Write the equation for the perpendicular bisector of the line segment connecting the points $(3,2)$ and $(-1,7)$ in the form $y = mx + b$.
Note: The perpendicular bisector of the line segment $\overline{AB}$ is the line that passes through the midpoint of $\overline{AB}$ and is perpendicular to $\overline{AB}$.

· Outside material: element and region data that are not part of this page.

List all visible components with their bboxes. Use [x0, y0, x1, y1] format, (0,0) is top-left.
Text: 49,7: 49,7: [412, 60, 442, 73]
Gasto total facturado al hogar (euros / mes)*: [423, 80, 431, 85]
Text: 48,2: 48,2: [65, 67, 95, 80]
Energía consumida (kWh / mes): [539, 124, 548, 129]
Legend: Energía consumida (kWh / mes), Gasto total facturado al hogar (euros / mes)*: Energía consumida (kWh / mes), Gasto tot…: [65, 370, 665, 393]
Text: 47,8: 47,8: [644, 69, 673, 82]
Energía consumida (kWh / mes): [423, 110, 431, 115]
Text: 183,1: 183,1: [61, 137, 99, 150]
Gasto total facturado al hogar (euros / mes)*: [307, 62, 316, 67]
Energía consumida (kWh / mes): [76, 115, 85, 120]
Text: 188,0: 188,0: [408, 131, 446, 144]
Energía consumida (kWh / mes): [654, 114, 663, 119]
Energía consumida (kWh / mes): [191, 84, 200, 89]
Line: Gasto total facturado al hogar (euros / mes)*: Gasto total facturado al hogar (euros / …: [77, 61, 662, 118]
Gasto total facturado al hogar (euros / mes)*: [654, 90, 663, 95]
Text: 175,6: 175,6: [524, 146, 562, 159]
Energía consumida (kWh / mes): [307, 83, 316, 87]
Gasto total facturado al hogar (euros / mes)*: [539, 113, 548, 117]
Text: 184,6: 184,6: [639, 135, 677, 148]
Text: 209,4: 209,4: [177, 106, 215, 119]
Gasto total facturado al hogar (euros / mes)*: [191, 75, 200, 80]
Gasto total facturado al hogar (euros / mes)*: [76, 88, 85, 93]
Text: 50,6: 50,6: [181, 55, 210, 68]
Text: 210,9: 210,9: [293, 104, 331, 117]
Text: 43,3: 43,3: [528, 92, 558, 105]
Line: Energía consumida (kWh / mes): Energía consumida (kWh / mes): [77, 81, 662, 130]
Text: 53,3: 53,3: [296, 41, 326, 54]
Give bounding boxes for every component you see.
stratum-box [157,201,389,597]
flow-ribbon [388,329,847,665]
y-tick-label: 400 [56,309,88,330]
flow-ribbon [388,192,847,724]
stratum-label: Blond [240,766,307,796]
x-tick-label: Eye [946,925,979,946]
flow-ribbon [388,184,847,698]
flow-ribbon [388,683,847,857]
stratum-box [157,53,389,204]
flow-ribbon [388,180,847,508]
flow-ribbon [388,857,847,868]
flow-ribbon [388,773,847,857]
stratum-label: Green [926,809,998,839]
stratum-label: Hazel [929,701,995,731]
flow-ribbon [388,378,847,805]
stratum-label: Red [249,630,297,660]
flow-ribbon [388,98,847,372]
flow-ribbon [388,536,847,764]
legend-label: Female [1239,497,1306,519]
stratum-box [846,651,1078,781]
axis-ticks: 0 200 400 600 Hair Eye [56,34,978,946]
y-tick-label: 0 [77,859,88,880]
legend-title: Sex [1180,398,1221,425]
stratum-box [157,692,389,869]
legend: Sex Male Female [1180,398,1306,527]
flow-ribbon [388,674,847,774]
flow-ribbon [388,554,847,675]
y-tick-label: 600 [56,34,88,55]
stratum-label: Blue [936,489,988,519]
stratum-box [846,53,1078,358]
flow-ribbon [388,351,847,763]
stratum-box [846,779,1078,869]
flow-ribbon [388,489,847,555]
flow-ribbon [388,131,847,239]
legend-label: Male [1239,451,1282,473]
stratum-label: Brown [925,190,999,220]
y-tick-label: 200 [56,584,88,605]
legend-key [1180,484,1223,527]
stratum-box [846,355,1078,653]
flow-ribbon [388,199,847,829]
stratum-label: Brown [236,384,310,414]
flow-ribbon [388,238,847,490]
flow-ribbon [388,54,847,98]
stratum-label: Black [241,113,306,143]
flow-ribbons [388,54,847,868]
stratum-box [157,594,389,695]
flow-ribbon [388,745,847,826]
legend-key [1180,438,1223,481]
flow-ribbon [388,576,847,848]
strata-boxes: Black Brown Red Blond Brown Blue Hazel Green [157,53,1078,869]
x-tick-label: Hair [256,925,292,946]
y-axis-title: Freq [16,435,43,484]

To find the midpoint of the line segment connecting the points $(3,2)$ and $(-1,7)$, we average the $x$-coordinates and average the $y$-coordinates: $$\left(\frac{3+(-1)}{2},\frac{2+7}{2}\right)=(1,4.5).$$The slope of the line segment connecting these two points is $$\frac{7-2}{-1-3}=\frac{5}{-4}=-\frac{5}{4}.$$The negative reciprocal of $-\frac{5}{4}$ is $\frac{4}{5}$, so the slope of the perpendicular bisector is $\frac{4}{5}$. Since the line passes through the point $(1,4.5)$, an equation for the perpendicular bisector is $$y-4.5=\frac{4}{5}(x-1).$$We can write this in slope-intercept form: \begin{align*}
y-4.5&=\frac45(x-1)\\
y&=\frac45x-\frac45+\frac95\\
y&=\frac45x+\frac55\\
y&=\boxed{\frac45x+1}.
\end{align*}